Agent Side Grinder released a really strong record earlier this year—Alkimia, their fifth album, marks a change in the band’s musical direction. Starting off as an experimental outfit with their self-titled debut album in 2008, the band made some shy, yet undeniable steps towards a more accessible, sometimes even catchy and pop driven sound with 2012’s Hardware – and their pop drive was even more clear after the release of Alkimia, with This Is Us as a first single. I do not think that it’s only me who was slightly bewildered by the band’s new style – a band that created bulky EBM-like tracks like Look Within or off kilter synth tracks like Mag 7 now prefers chord shifts to frequency shifts? Apparently a good idea after all, though as Alkimia needed to grow on me, displaying all it’s shining glory on a later date. It is quite rare that I say that I was completely mistaken about an album in the first place, but the shift from “What the fuck?” to “Fuck, that’s amazing” within a few spins can definitely happen. So I was looking forward to the band’s show at Urban Spree on October 16, once again, presented by DEATH # DISCO, who brought the five-piece to Berlin on various occasions before.
But before Agent Side Grinder started, a band that I was already fond of opened the night—the Italian Darkwavers Ash Code started the night with melancholic, onward driving songs heavily influenced by 80s Electro Wave, notably Clan of Xymox on their creative peak, or The Frozen Autumn. Yet, they do not just rely on the effects synth pads can have on human emotions (hint – it’s bleak), but give away some punchiness that makes them a very pleasant live band – Tracks like Dry Your Eyes, that can easily be considered their breakthrough hit, Crucified, Waves With No Shores or Unneccesary Songs are party fodder, while Void or Oblivion contrast the BPM driven body hammers with calm, melancholic counterparts – A set that’s been excellently rounded up by a cover of The Sound’s anthem I Can’t Escape Myself, a song I considered as uncoverable before seeing Ash Code live. Nearly exactly one year after the release of their excellent debut album Oblivion, the band, certainly well deserved, gathered new fans that wait with me for a certainly excellent second album.

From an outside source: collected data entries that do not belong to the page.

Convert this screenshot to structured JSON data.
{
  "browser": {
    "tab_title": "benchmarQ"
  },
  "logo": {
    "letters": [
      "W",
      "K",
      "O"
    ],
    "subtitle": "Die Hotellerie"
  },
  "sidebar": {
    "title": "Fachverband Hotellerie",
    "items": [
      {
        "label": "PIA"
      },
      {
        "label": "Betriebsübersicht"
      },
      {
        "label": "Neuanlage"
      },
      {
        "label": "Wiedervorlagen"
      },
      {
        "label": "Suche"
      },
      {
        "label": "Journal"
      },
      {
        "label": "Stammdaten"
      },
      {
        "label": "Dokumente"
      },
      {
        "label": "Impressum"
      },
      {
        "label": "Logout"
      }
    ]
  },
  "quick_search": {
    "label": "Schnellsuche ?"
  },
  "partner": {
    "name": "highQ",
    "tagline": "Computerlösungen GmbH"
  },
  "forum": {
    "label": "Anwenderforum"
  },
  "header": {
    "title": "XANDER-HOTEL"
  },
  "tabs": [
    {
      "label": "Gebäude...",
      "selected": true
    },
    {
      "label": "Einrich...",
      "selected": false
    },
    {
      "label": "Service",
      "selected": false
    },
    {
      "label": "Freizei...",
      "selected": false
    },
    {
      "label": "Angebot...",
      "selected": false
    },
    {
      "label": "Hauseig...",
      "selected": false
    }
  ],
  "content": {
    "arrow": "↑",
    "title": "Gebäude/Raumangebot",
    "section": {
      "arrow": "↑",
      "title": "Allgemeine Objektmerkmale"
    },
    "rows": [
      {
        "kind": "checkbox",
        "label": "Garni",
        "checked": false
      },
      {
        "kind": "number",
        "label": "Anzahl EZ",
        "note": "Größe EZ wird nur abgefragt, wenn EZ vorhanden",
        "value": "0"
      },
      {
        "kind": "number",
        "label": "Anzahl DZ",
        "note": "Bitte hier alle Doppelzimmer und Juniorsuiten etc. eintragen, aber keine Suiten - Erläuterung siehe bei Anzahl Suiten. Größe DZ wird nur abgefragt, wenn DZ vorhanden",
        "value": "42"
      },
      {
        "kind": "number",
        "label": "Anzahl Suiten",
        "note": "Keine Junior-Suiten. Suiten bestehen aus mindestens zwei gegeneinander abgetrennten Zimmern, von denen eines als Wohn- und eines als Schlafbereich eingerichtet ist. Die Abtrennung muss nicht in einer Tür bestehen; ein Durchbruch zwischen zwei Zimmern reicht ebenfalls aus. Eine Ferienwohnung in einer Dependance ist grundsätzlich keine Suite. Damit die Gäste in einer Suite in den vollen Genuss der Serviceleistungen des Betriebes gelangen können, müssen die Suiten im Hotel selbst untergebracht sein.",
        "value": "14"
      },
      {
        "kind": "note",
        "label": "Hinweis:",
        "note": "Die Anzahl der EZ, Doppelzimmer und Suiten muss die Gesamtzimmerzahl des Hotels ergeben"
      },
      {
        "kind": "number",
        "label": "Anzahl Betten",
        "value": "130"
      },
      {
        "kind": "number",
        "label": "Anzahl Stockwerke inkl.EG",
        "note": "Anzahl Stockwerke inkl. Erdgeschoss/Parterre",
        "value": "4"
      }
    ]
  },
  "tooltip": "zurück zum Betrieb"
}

But despite Ash Code’s undeniable qualities as a live act – Agent Side Grinder easily were the cherry on the cake of an excellent night. As mentioned previously, Alkimia wasn’t really my favourite album of ASG before giving it a few more spins. But this album is like a long-lasting relationship – knowing each other for a long time before actually getting to something serious. And despite being a fan of their experimental efforts I could not really resist the glory of tracks like Giants Fall, This Is Us or New Dance for long. Bridging the gap between a distinctly 80s influenced sound, some Post Punk weirdness and a modern production, the band transmutes those, admittedly, dated but well beloved influences into something that does not sound dated at all – making Agent Side Grinder a standout act among a pack of Swedish acts that gained some attention in this decade. Principe Valiente, The Exploding Boy or The Mary Onettes, to name three of them, are amazing bands, for sure, but Agent Side Grinder’s very unique and modern approach on 80s sound makes them the best of the pack.
Another thing that differs them from many other live bands is the crooner quality of singer Kristoffer Grip. You rarely see some elderly goths follow instructions that usually are more common at big arena gigs (“Raise your hands for Agent Side Grinder!”), but having an audience under control like this is an amazing quality that is way too rare in the underground scenes, and for sure, that is something that will make the Swedish five-piece cross the border from an underground act to something that can actually grow into something that fills big venues. The band certainly deserved it after playing small clubs throughout their career; they already have a big back catalogue of tracks that are, to the very least, underground club smashers (Stranger Stranger, Life In Advance, Wolf Hour, basically the whole Alkimia album…) and they managed to leave me unsatisfied after a more than one hour long gig, with a very special guest with whom they started the encores – Pure Ground‘s Greh Holger entered the stage to perform the result of a collaboration between Agent Side Grinder and Dirk Ivens of Absolute Body Control, Dive and The Klinik – Go (Bring It) Back, mashing up Bring It Back and The Klinik’s Go Back. In case you missed out on that, shame on you, my friends. Shame on you, you likely missed one of the best gigs this year.